In a statement obtained obtained from the commission’s website, the anti-graft agency disclosed that registration with the Special Control Unit against Money Laundering (SCUML) does not constitute EFCC clearance or endorsement of any business entity.
“ST Technologies (not CBEX) registered with SCUML in line with Section 17 of the Money Laundering (Prevention & Prohibition) Act, 2022,” the Commission stated. “This registration is a statutory requirement for all Designated Non-Financial Businesses and Professions (DNFBPs) under Nigeria’s Anti-Money Laundering/Combating Financing of Terrorism (AML/CFT) framework.”
The clarification comes amid growing concerns from thousands of Nigerian investors who claimed to have lost substantial funds in the CBEX platform, which allegedly collapsed after operating an unlicensed investment scheme.

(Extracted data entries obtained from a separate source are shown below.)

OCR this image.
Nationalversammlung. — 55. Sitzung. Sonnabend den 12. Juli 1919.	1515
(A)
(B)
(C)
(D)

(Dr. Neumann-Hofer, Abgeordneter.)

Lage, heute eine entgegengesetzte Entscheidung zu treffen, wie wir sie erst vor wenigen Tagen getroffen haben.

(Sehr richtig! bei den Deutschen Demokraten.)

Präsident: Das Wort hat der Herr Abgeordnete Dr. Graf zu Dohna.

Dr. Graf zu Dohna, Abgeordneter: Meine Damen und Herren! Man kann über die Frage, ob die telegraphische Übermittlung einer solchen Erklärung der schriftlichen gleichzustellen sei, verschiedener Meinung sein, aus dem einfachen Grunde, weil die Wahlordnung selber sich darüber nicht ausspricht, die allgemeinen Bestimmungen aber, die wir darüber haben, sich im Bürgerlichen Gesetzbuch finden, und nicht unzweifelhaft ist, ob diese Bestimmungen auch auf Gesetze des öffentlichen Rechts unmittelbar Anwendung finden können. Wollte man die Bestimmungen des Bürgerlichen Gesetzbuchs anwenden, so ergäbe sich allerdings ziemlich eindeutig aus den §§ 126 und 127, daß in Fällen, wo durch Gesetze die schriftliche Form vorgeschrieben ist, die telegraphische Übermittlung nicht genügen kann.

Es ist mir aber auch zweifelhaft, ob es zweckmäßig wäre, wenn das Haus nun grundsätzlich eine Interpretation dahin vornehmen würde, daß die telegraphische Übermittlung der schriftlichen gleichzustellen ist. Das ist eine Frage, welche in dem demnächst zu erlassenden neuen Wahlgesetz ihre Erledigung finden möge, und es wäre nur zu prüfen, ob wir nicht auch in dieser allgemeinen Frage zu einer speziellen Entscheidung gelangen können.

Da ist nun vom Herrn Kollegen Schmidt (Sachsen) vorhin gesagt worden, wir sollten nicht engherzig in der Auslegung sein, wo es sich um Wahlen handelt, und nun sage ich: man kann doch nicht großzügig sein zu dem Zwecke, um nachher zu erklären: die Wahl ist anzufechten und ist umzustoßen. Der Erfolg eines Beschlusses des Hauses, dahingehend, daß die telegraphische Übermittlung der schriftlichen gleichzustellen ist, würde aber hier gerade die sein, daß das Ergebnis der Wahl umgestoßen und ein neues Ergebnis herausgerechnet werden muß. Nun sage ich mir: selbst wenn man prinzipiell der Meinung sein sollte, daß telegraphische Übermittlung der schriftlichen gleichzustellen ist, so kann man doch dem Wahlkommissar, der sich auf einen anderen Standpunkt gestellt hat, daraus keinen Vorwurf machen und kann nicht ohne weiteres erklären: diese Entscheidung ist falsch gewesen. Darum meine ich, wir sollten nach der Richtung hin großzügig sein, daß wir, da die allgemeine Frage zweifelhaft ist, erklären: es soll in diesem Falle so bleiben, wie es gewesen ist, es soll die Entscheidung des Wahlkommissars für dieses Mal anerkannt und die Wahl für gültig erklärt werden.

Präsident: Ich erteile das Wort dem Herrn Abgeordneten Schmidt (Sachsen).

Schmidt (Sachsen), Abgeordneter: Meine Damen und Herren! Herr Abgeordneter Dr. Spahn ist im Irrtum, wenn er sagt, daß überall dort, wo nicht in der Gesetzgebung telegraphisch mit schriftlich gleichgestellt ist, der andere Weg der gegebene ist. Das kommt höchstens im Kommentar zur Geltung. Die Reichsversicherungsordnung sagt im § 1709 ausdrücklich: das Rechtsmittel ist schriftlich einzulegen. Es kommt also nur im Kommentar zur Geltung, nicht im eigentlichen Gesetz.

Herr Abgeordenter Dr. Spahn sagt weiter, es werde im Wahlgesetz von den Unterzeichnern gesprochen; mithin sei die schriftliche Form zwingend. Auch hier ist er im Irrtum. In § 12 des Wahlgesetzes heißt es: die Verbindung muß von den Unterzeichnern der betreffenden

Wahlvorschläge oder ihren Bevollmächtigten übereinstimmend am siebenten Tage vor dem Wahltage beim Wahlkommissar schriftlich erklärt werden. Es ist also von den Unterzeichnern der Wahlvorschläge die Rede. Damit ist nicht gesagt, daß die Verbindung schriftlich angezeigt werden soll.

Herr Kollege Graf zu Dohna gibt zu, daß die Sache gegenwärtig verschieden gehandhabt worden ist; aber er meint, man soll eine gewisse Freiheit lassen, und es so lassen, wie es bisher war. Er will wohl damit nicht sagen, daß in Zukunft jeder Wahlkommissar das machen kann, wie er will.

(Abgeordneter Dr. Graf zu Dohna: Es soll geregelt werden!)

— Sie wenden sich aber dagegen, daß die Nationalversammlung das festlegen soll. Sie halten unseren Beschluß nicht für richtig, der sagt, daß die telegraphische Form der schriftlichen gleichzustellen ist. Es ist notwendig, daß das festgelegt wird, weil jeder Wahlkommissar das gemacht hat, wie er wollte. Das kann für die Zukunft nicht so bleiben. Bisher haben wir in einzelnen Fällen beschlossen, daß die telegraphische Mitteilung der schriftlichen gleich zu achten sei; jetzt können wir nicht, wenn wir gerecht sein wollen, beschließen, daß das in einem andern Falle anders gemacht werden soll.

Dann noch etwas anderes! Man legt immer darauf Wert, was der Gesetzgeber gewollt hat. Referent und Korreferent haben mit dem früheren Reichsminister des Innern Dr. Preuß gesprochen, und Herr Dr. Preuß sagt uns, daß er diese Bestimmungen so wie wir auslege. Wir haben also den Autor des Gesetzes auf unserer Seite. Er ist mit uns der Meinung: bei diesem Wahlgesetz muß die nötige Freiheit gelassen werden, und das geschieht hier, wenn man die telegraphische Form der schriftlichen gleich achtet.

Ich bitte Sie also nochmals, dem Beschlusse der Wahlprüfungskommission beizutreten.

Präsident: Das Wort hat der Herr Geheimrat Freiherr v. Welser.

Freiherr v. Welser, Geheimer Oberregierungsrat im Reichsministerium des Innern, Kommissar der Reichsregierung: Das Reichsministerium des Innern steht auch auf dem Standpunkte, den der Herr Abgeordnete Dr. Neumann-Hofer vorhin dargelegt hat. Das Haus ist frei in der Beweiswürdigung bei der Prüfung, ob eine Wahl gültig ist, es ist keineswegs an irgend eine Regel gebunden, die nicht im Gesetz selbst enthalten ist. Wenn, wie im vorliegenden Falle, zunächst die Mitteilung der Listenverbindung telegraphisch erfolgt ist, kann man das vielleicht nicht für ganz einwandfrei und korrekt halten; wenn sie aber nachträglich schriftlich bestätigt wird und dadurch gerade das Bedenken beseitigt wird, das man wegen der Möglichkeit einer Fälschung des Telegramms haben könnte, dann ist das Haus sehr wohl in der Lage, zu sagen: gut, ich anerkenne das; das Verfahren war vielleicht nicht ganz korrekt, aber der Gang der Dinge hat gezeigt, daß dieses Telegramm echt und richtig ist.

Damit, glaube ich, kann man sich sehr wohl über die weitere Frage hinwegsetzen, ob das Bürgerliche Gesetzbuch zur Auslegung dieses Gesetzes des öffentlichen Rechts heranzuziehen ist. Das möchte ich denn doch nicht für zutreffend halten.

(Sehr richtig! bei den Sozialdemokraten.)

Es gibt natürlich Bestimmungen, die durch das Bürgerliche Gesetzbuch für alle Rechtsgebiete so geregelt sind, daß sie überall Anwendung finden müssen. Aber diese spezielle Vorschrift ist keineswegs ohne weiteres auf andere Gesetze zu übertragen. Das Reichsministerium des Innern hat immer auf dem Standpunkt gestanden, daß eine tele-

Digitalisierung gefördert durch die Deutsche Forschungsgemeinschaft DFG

The EFCC categorically stated that it is not a clearing house or regulatory authority for online businesses. However, financial fraud of any kind falls within its mandate, and are committed to ensuring justice for victims of the CBEX scam.
The CBEX case has joined a growing list of investment scams currently under EFCC investigation, including the high-profile cases of Binance and other unlicensed trading platforms.
The Commission has urged affected investors to formally lodge petitions with documented evidence to facilitate investigations. EFCC sources confirm that special investigators have been assigned to unravel the CBEX operation and track down its promoters.